La réglementation actuelle remonte à 2007. En 2014, la Commission a proposé une révision afin de développer le bio, harmoniser les conditions de concurrence entre États, simplifier les règles et renforcer la confiance des consommateurs. Parfait. L’application était attendue pour 2017.

Las, c’est une vraie foire d’empoigne. Autant au Conseil (les ministres des États) qu’au Parlement européen, les deux colégislateurs. Ce fut l’un des derniers sujets examinés au Conseil en 2016. Le ministre slovaque, qui assurait la présidence tournante, avouait, désabusé : « La négociation pourrait encore continuer pendant des années, sans parvenir à un accord. » Le Parlement européen, de son côté, demandait de « faire une pause ».

Sur quoi ça bloque ? Le lien au sol ? La production bio suppose un lien direct avec l’écosystème du sol.
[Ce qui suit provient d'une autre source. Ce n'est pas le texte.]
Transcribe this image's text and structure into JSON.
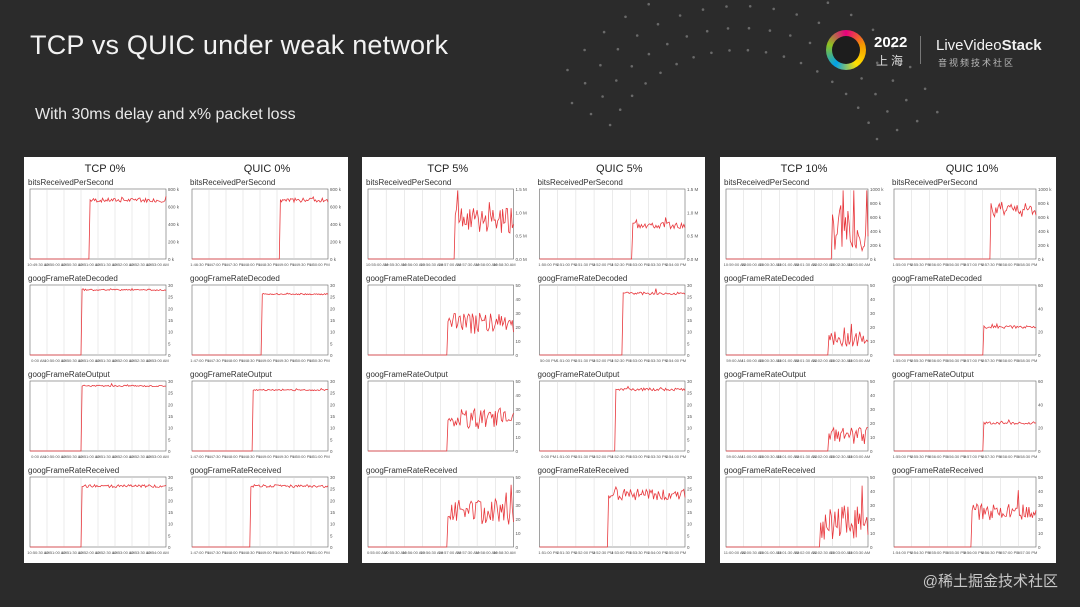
{
  "slide": {
    "title": "TCP vs QUIC under weak network",
    "subtitle": "With 30ms delay and x% packet loss"
  },
  "logo": {
    "year": "2022",
    "city": "上海",
    "brand_a": "LiveVideo",
    "brand_b": "Stack",
    "brand_sub": "音视频技术社区"
  },
  "watermark": "@稀土掘金技术社区",
  "colors": {
    "line": "#e8383d",
    "grid": "#d7d7d7",
    "axis": "#666666"
  },
  "chart_data": [
    {
      "type": "line",
      "title": "TCP 0%",
      "panels": [
        {
          "label": "bitsReceivedPerSecond",
          "x": [
            "10:49:30 AM",
            "10:50:00 AM",
            "10:50:30 AM",
            "10:51:00 AM",
            "10:51:30 AM",
            "10:52:00 AM",
            "10:52:30 AM",
            "10:53:00 AM"
          ],
          "yticks": [
            "800 k",
            "600 k",
            "400 k",
            "200 k",
            "0 k"
          ],
          "ylim": [
            0,
            800
          ],
          "step": 0.44,
          "level": 0.84,
          "noise": 0.03
        },
        {
          "label": "googFrameRateDecoded",
          "x": [
            "0:00 AM",
            "10:50:00 AM",
            "10:50:30 AM",
            "10:51:00 AM",
            "10:51:30 AM",
            "10:52:00 AM",
            "10:52:30 AM",
            "10:53:00 AM"
          ],
          "yticks": [
            "30",
            "25",
            "20",
            "15",
            "10",
            "5",
            "0"
          ],
          "ylim": [
            0,
            30
          ],
          "step": 0.38,
          "level": 0.93,
          "noise": 0.01
        },
        {
          "label": "googFrameRateOutput",
          "x": [
            "0:00 AM",
            "10:50:00 AM",
            "10:50:30 AM",
            "10:51:00 AM",
            "10:51:30 AM",
            "10:52:00 AM",
            "10:52:30 AM",
            "10:53:00 AM"
          ],
          "yticks": [
            "30",
            "25",
            "20",
            "15",
            "10",
            "5",
            "0"
          ],
          "ylim": [
            0,
            30
          ],
          "step": 0.38,
          "level": 0.93,
          "noise": 0.01
        },
        {
          "label": "googFrameRateReceived",
          "x": [
            "10:50:30 AM",
            "10:51:00 AM",
            "10:51:30 AM",
            "10:52:00 AM",
            "10:52:30 AM",
            "10:53:00 AM",
            "10:53:30 AM",
            "10:54:00 AM"
          ],
          "yticks": [
            "30",
            "25",
            "20",
            "15",
            "10",
            "5",
            "0"
          ],
          "ylim": [
            0,
            30
          ],
          "step": 0.38,
          "level": 0.87,
          "noise": 0.02
        }
      ]
    },
    {
      "type": "line",
      "title": "QUIC 0%",
      "panels": [
        {
          "label": "bitsReceivedPerSecond",
          "x": [
            "1:46:30 PM",
            "1:47:00 PM",
            "1:47:30 PM",
            "1:48:00 PM",
            "1:48:30 PM",
            "1:49:00 PM",
            "1:49:30 PM",
            "1:50:00 PM"
          ],
          "yticks": [
            "800 k",
            "600 k",
            "400 k",
            "200 k",
            "0 k"
          ],
          "ylim": [
            0,
            800
          ],
          "step": 0.65,
          "level": 0.84,
          "noise": 0.03
        },
        {
          "label": "googFrameRateDecoded",
          "x": [
            "1:47:00 PM",
            "1:47:30 PM",
            "1:48:00 PM",
            "1:48:30 PM",
            "1:49:00 PM",
            "1:49:30 PM",
            "1:50:00 PM",
            "1:50:30 PM"
          ],
          "yticks": [
            "30",
            "25",
            "20",
            "15",
            "10",
            "5",
            "0"
          ],
          "ylim": [
            0,
            30
          ],
          "step": 0.51,
          "level": 0.87,
          "noise": 0.01
        },
        {
          "label": "googFrameRateOutput",
          "x": [
            "1:47:00 PM",
            "1:47:30 PM",
            "1:48:00 PM",
            "1:48:30 PM",
            "1:49:00 PM",
            "1:49:30 PM",
            "1:50:00 PM",
            "1:51:00 PM"
          ],
          "yticks": [
            "30",
            "25",
            "20",
            "15",
            "10",
            "5",
            "0"
          ],
          "ylim": [
            0,
            30
          ],
          "step": 0.45,
          "level": 0.87,
          "noise": 0.01
        },
        {
          "label": "googFrameRateReceived",
          "x": [
            "1:47:00 PM",
            "1:47:30 PM",
            "1:48:00 PM",
            "1:48:30 PM",
            "1:49:00 PM",
            "1:49:30 PM",
            "1:50:00 PM",
            "1:51:00 PM"
          ],
          "yticks": [
            "30",
            "25",
            "20",
            "15",
            "10",
            "5",
            "0"
          ],
          "ylim": [
            0,
            30
          ],
          "step": 0.43,
          "level": 0.87,
          "noise": 0.02
        }
      ]
    },
    {
      "type": "line",
      "title": "TCP 5%",
      "panels": [
        {
          "label": "bitsReceivedPerSecond",
          "x": [
            "10:55:00 AM",
            "10:55:30 AM",
            "10:56:00 AM",
            "10:56:30 AM",
            "10:57:00 AM",
            "10:57:30 AM",
            "10:58:00 AM",
            "10:58:30 AM"
          ],
          "yticks": [
            "1.5 M",
            "1.0 M",
            "0.5 M",
            "0.0 M"
          ],
          "ylim": [
            0,
            1.5
          ],
          "step": 0.6,
          "level": 0.55,
          "noise": 0.18
        },
        {
          "label": "googFrameRateDecoded",
          "x": [
            "",
            "",
            "",
            "",
            "",
            "",
            "",
            ""
          ],
          "yticks": [
            "50",
            "40",
            "30",
            "20",
            "10",
            "0"
          ],
          "ylim": [
            0,
            50
          ],
          "step": 0.55,
          "level": 0.45,
          "noise": 0.15
        },
        {
          "label": "googFrameRateOutput",
          "x": [
            "",
            "",
            "",
            "",
            "",
            "",
            "",
            ""
          ],
          "yticks": [
            "50",
            "40",
            "30",
            "20",
            "10",
            "0"
          ],
          "ylim": [
            0,
            50
          ],
          "step": 0.55,
          "level": 0.45,
          "noise": 0.15
        },
        {
          "label": "googFrameRateReceived",
          "x": [
            "0:55:00 AM",
            "10:55:30 AM",
            "10:56:00 AM",
            "10:56:30 AM",
            "10:57:00 AM",
            "10:57:30 AM",
            "10:58:00 AM",
            "10:58:30 AM"
          ],
          "yticks": [
            "50",
            "40",
            "30",
            "20",
            "10",
            "0"
          ],
          "ylim": [
            0,
            50
          ],
          "step": 0.55,
          "level": 0.5,
          "noise": 0.2
        }
      ]
    },
    {
      "type": "line",
      "title": "QUIC 5%",
      "panels": [
        {
          "label": "bitsReceivedPerSecond",
          "x": [
            "1:50:00 PM",
            "1:51:00 PM",
            "1:51:30 PM",
            "1:52:00 PM",
            "1:52:30 PM",
            "1:53:00 PM",
            "1:53:30 PM",
            "1:54:00 PM"
          ],
          "yticks": [
            "1.5 M",
            "1.0 M",
            "0.5 M",
            "0.0 M"
          ],
          "ylim": [
            0,
            1.5
          ],
          "step": 0.64,
          "level": 0.48,
          "noise": 0.05
        },
        {
          "label": "googFrameRateDecoded",
          "x": [
            "50:00 PM",
            "1:51:00 PM",
            "1:51:30 PM",
            "1:52:00 PM",
            "1:52:30 PM",
            "1:53:00 PM",
            "1:53:30 PM",
            "1:54:00 PM"
          ],
          "yticks": [
            "30",
            "25",
            "20",
            "15",
            "10",
            "5",
            "0"
          ],
          "ylim": [
            0,
            30
          ],
          "step": 0.57,
          "level": 0.88,
          "noise": 0.02
        },
        {
          "label": "googFrameRateOutput",
          "x": [
            "0:00 PM",
            "1:51:00 PM",
            "1:51:30 PM",
            "1:52:00 PM",
            "1:52:30 PM",
            "1:53:00 PM",
            "1:53:30 PM",
            "1:54:00 PM"
          ],
          "yticks": [
            "30",
            "25",
            "20",
            "15",
            "10",
            "5",
            "0"
          ],
          "ylim": [
            0,
            30
          ],
          "step": 0.52,
          "level": 0.88,
          "noise": 0.02
        },
        {
          "label": "googFrameRateReceived",
          "x": [
            "1:51:00 PM",
            "1:51:30 PM",
            "1:52:00 PM",
            "1:52:30 PM",
            "1:53:00 PM",
            "1:53:30 PM",
            "1:54:00 PM",
            "1:55:00 PM"
          ],
          "yticks": [
            "30",
            "25",
            "20",
            "15",
            "10",
            "5",
            "0"
          ],
          "ylim": [
            0,
            30
          ],
          "step": 0.47,
          "level": 0.75,
          "noise": 0.08
        }
      ]
    },
    {
      "type": "line",
      "title": "TCP 10%",
      "panels": [
        {
          "label": "bitsReceivedPerSecond",
          "x": [
            "10:59:00 AM",
            "11:00:00 AM",
            "11:00:30 AM",
            "11:01:00 AM",
            "11:01:30 AM",
            "11:02:00 AM",
            "11:02:30 AM",
            "11:03:00 AM"
          ],
          "yticks": [
            "1000 k",
            "800 k",
            "600 k",
            "400 k",
            "200 k",
            "0 k"
          ],
          "ylim": [
            0,
            1000
          ],
          "step": 0.75,
          "level": 0.4,
          "noise": 0.3
        },
        {
          "label": "googFrameRateDecoded",
          "x": [
            "59:00 AM",
            "11:00:00 AM",
            "11:00:30 AM",
            "11:01:00 AM",
            "11:01:30 AM",
            "11:02:00 AM",
            "11:02:30 AM",
            "11:03:00 AM"
          ],
          "yticks": [
            "50",
            "40",
            "30",
            "20",
            "10",
            "0"
          ],
          "ylim": [
            0,
            50
          ],
          "step": 0.72,
          "level": 0.22,
          "noise": 0.12
        },
        {
          "label": "googFrameRateOutput",
          "x": [
            "59:00 AM",
            "11:00:00 AM",
            "11:00:30 AM",
            "11:01:00 AM",
            "11:01:30 AM",
            "11:02:00 AM",
            "11:02:30 AM",
            "11:03:00 AM"
          ],
          "yticks": [
            "50",
            "40",
            "30",
            "20",
            "10",
            "0"
          ],
          "ylim": [
            0,
            50
          ],
          "step": 0.72,
          "level": 0.22,
          "noise": 0.12
        },
        {
          "label": "googFrameRateReceived",
          "x": [
            "11:00:00 AM",
            "11:00:30 AM",
            "11:01:00 AM",
            "11:01:30 AM",
            "11:02:00 AM",
            "11:02:30 AM",
            "11:03:00 AM",
            "11:03:30 AM"
          ],
          "yticks": [
            "50",
            "40",
            "30",
            "20",
            "10",
            "0"
          ],
          "ylim": [
            0,
            50
          ],
          "step": 0.66,
          "level": 0.35,
          "noise": 0.25
        }
      ]
    },
    {
      "type": "line",
      "title": "QUIC 10%",
      "panels": [
        {
          "label": "bitsReceivedPerSecond",
          "x": [
            "1:55:00 PM",
            "1:55:30 PM",
            "1:56:00 PM",
            "1:56:30 PM",
            "1:57:00 PM",
            "1:57:30 PM",
            "1:58:00 PM",
            "1:58:30 PM"
          ],
          "yticks": [
            "1000 k",
            "800 k",
            "600 k",
            "400 k",
            "200 k",
            "0 k"
          ],
          "ylim": [
            0,
            1000
          ],
          "step": 0.68,
          "level": 0.7,
          "noise": 0.1
        },
        {
          "label": "googFrameRateDecoded",
          "x": [
            "1:55:00 PM",
            "1:55:30 PM",
            "1:56:00 PM",
            "1:56:30 PM",
            "1:57:00 PM",
            "1:57:30 PM",
            "1:58:00 PM",
            "1:58:30 PM"
          ],
          "yticks": [
            "60",
            "40",
            "20",
            "0"
          ],
          "ylim": [
            0,
            60
          ],
          "step": 0.63,
          "level": 0.4,
          "noise": 0.02
        },
        {
          "label": "googFrameRateOutput",
          "x": [
            "1:55:00 PM",
            "1:55:30 PM",
            "1:56:00 PM",
            "1:56:30 PM",
            "1:57:00 PM",
            "1:57:30 PM",
            "1:58:00 PM",
            "1:58:30 PM"
          ],
          "yticks": [
            "60",
            "40",
            "20",
            "0"
          ],
          "ylim": [
            0,
            60
          ],
          "step": 0.63,
          "level": 0.4,
          "noise": 0.02
        },
        {
          "label": "googFrameRateReceived",
          "x": [
            "1:54:00 PM",
            "1:54:30 PM",
            "1:55:00 PM",
            "1:55:30 PM",
            "1:56:00 PM",
            "1:56:30 PM",
            "1:57:00 PM",
            "1:57:30 PM"
          ],
          "yticks": [
            "50",
            "40",
            "30",
            "20",
            "10",
            "0"
          ],
          "ylim": [
            0,
            50
          ],
          "step": 0.55,
          "level": 0.5,
          "noise": 0.12
        }
      ]
    }
  ]
}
La culture bio peut-elle se faire en bacs, avec des terres issues des exploitations voisines dans des serres chauffées ou refroidies selon les besoins ?

L’approche cocktail ? La détection de résidus de pesticides (deux ou trois ?) doit-elle entraîner le déclassement automatique ? La plupart des États y sont opposés, avançant les contaminations involontaires. Le bio est un mode de production et pas une garantie de résultat. En cas de déclassement, le producteur sera-t-il indemnisé ? La présence fortuite d’OGM suscite les mêmes débats.

La taille des exploitations ? En France, on associe volontiers bio au petit paysan. Une vision à l’opposé de l’Italie ou des Pays-Bas, par exemple.

On pourrait citer aussi les débats sur la fréquence des contrôles, l’étendue des dérogations… Malgré la fronde, la Commission a annoncé qu’elle maintiendra son texte. Voilà une image bien triste, mais c’est ainsi qu’avance, cahin-caha, la construction européenne. C’est aussi ainsi qu’elle se déconstruit.